Place branding is een onderzoeksveld, dat is ontstaan door ´product branding´ toe te passen op plekken. Het onderzoeksveld ligt op het snijvlak van marketing, geografie en beleidsvorming (Kavaratzis, 2008). Onderzoekers en beroepsbeoefenaars zijn nog bezig om een overeenstemming te bereiken over de definities en toepassingen van de concepten en modellen. Hoewel er nog niet over alle concepten een duidelijke overeenstemming is bereikt, lijken een aantal trends zichtbaar om dichterbij een gezamenlijk gedragen begrip te komen over de theorie en praktijk van place branding. In dit hoofdstuk behandel ik een deel van de uitgebreide hoeveelheid literatuur dat van toepassing is op tijdelijk ruimtegebruik. In dit hoofdstuk worden de gebruikte concepten gedefinieerd en in relatie tot elkaar gezet. Vervolgens worden deze concepten gebundeld in een model om de cases te kunnen analyseren.

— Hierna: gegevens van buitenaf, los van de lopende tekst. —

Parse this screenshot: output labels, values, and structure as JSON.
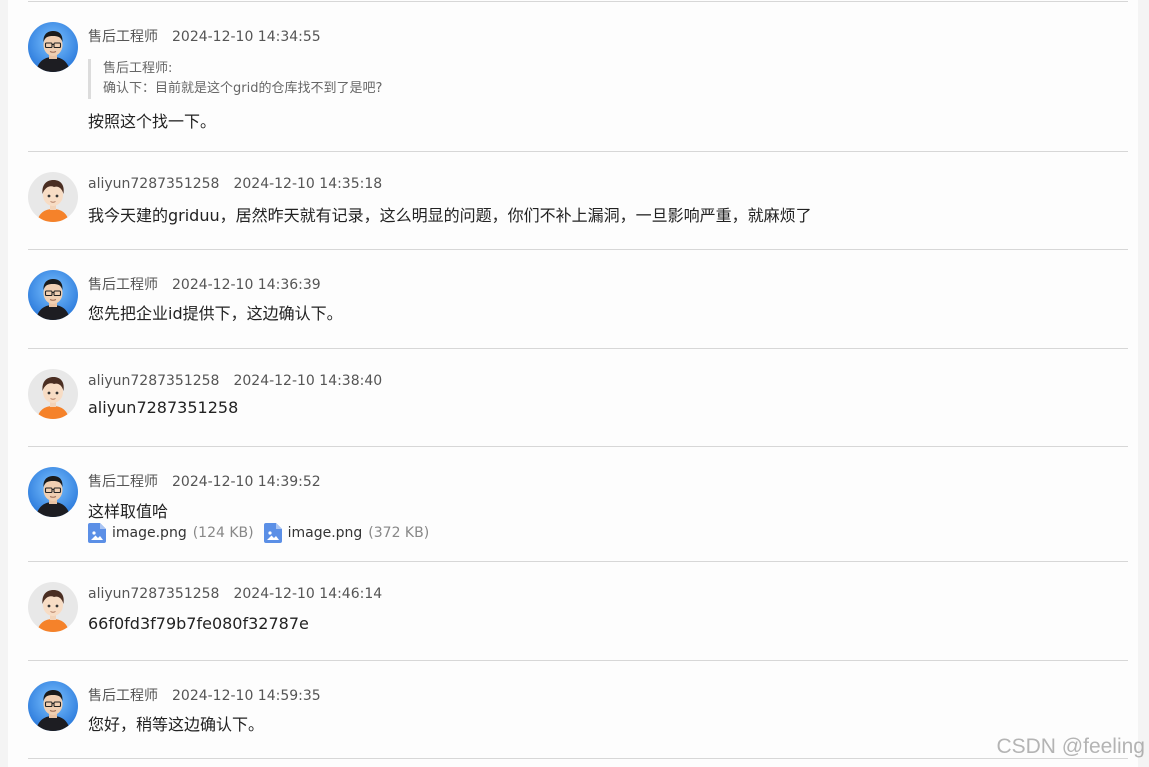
{
  "messages": [
    {
      "author": "售后工程师",
      "time": "2024-12-10 14:34:55",
      "quote_author": "售后工程师:",
      "quote_text": "确认下：目前就是这个grid的仓库找不到了是吧?",
      "text": "按照这个找一下。",
      "avatar": "engineer-avatar"
    },
    {
      "author": "aliyun7287351258",
      "time": "2024-12-10 14:35:18",
      "text": "我今天建的griduu，居然昨天就有记录，这么明显的问题，你们不补上漏洞，一旦影响严重，就麻烦了",
      "avatar": "customer-avatar"
    },
    {
      "author": "售后工程师",
      "time": "2024-12-10 14:36:39",
      "text": "您先把企业id提供下，这边确认下。",
      "avatar": "engineer-avatar"
    },
    {
      "author": "aliyun7287351258",
      "time": "2024-12-10 14:38:40",
      "text": "aliyun7287351258",
      "avatar": "customer-avatar"
    },
    {
      "author": "售后工程师",
      "time": "2024-12-10 14:39:52",
      "text": "这样取值哈",
      "avatar": "engineer-avatar",
      "attachments": [
        {
          "name": "image.png",
          "size": "(124 KB)",
          "icon": "image-file-icon"
        },
        {
          "name": "image.png",
          "size": "(372 KB)",
          "icon": "image-file-icon"
        }
      ]
    },
    {
      "author": "aliyun7287351258",
      "time": "2024-12-10 14:46:14",
      "text": "66f0fd3f79b7fe080f32787e",
      "avatar": "customer-avatar"
    },
    {
      "author": "售后工程师",
      "time": "2024-12-10 14:59:35",
      "text": "您好，稍等这边确认下。",
      "avatar": "engineer-avatar"
    }
  ],
  "watermark": "CSDN @feeling",
  "colors": {
    "engineer_avatar_bg": "#3a86e0",
    "customer_avatar_bg": "#e6e6e6",
    "customer_shirt": "#f5822a",
    "attachment_icon": "#5b8fe6"
  }
}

De definitie van het proces van place branding die in deze thesis wordt gehanteerd is samengesteld uit verschillende bronnen. Vanuit de literatuur zijn verschillende elementen gebundeld om tot een definitie te komen. Zo stellen Boisen et al. (2004) dat place branding bestaat uit het voorzien van toegevoegde waarde en specifieke betekenis aan een plek door het bewust organiseren en beheren van het merk. Deze doelmatigheid (bewust) en beheersbaarheid (organiseren en beheren) zijn belangrijke elementen om te kunnen spreken van een activiteit waar stakeholders aan kunnen deelnemen. Door vast te stellen dat het proces van imagovorming kan worden beïnvloed, worden de activiteiten die onderdeel zijn van place branding gelegitimeerd. Wel moet worden opgemerkt dat niet alle ervaringen en associaties met een plek bewust te beheersen zijn. De manieren waarop het imago van een plek wordt beïnvloed, is uitgewerkt door Kavaratzis (2008).

Kavaratzis heeft een theoretisch raamwerk ontwikkeld voor city branding, dat ook toepasbaar is voor de branding van een gebied. Hij onderscheidt primaire, secundaire en tertiaire communicatie, die alle drie invloed uitoefenen op het imago van een plek. Primaire communicatie bestaat uit ingrepen waarbij communicatie niet het doel is. Deze vorm van communicatie is verdeeld in vier onderdelen.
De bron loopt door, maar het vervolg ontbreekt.